The third page, however, was simply a list of possible suspects. All of which were crossed-off. Jonathan Smith, Mike Locksley, hell even Dan Lanning had earned the title of “prime suspect” but after all this time, one fact or another had ruled them out.
And now, we had a new contender in the ring.
“Who the fuck are you, Raul. And why did you call Arturo our father?”
Before I lost myself in the rabbit hole of who this mysterious person was, the FaceTime notification cut through my thoughts.

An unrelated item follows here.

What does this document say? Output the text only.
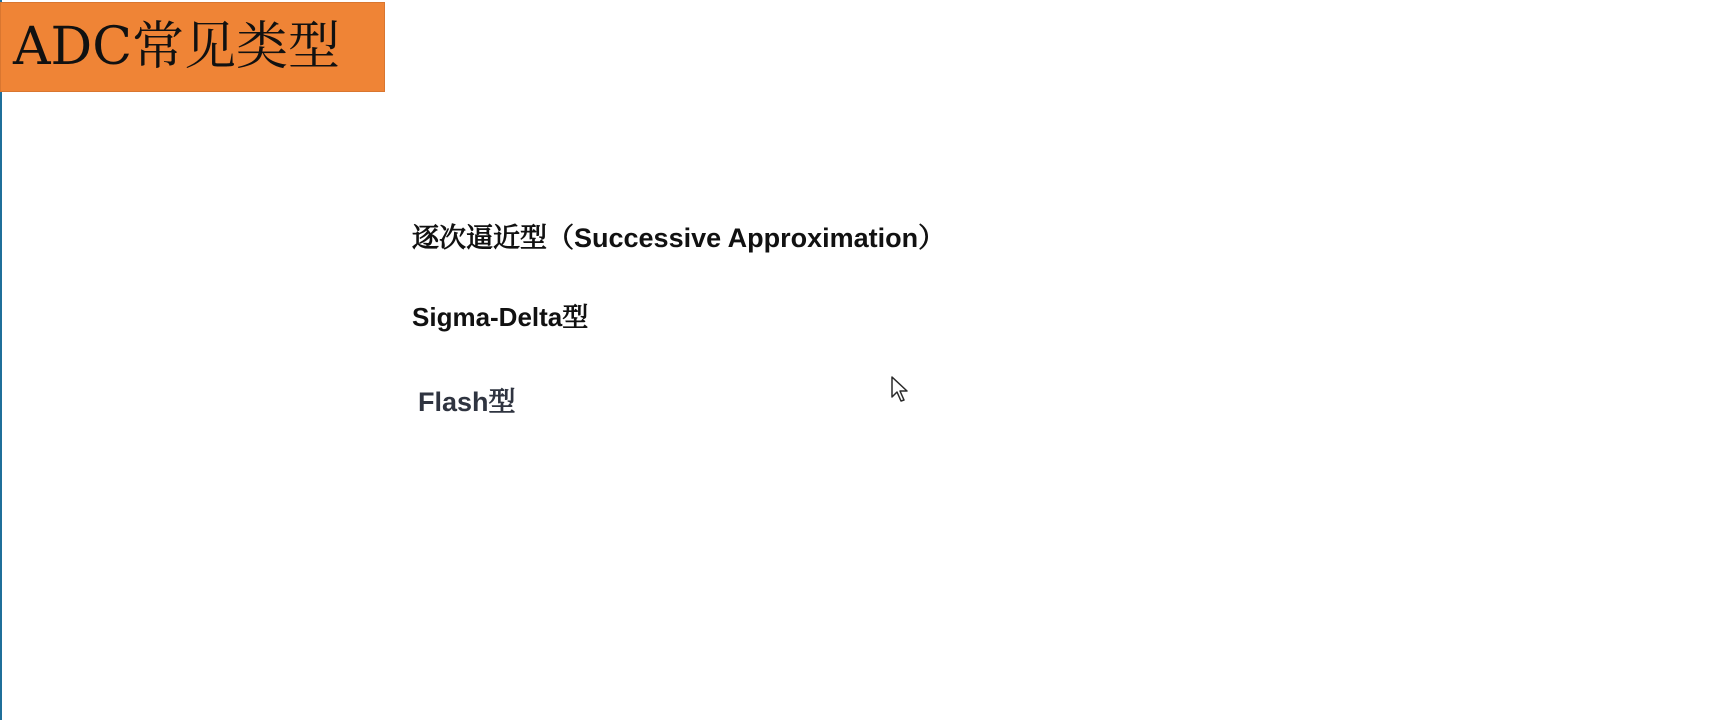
ADC常见类型
逐次逼近型（Successive Approximation）
Sigma-Delta型
Flash型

As soon as I hit the green answer button illuminated on my MacBook, Tara Lydia’s face filled the screen.
“WHEN ARE YOU COMING HOME” she boomed through the microphone, too close to the speaker on Jessica’s phone to be any quieter than a roar.
Before I could answer, Jessica had pulled her to a more manageable distance away from the phone, leaving room for Jessica and AJ to fill the picture beside her.
“I’m coming home tomorrow sweetie, then we’ll head down to the Baked Bear for ice cream, sound good?”
Her delighted squeal was more than enough of an answer as she quickly bounded down the hall, content with how the conversation had unfolded.
“I’m surprised you aren’t out with Roger,” Jessica questioned, one eyebrow raised like there was a deeper question that she wouldn’t press in front of AJ.
“He invited me, I’m just honestly too tired to keep the act up for much longer, this has been exhausting,” I sighed, quickly adding, “I was going to call you after I took a shower, I just wanted a bit to decompress.”
She simply nodded, as if that was the answer she expected. “Anything crazy happen at the final event?”
There it was, the opening to start slowly peeling back the layers on the letters and questions that had slowly been amplifying from the front of my travel bag.
“Nah, just another three hours of smiling and waving,” I joked, trying to seem casual. This wasn’t the time to tell her about the letters. Not from 500 miles away over a FaceTime call, simply because a stranger rattled me with some telltale about knowing Arturo.
Tara Lydia’s shrill cry quickly cut through the noise on Jessica’s end, followed by a wail.
“MOM, AJ TOOK THE BARBIES HEAD OFF AGAIN!”
The look of exhaustion on Jessica’s face matched my own and we both shared a quick laugh when our eyes met through the screen.
“Next time, I’m signing autographs,” she chuckled before motioning with her hands she had to go.
“I’ll call you after my shower,” I laughed back blowing her a kiss that she returned before ending the call.
‘Now isn’t the right time,’ I tried to reassure myself, turning my attention back to the letters and legal pad on my desk, angled precisely out of the sight of the MacBook camera.
Before I could dismiss the thought, my own inner-voice answered back.
‘Will there ever be a right time?’
I wasn’t sure what bothered me more that night: not knowing if there ever would be a right time, or trying to decode the mystery of Raul’s connection to my family.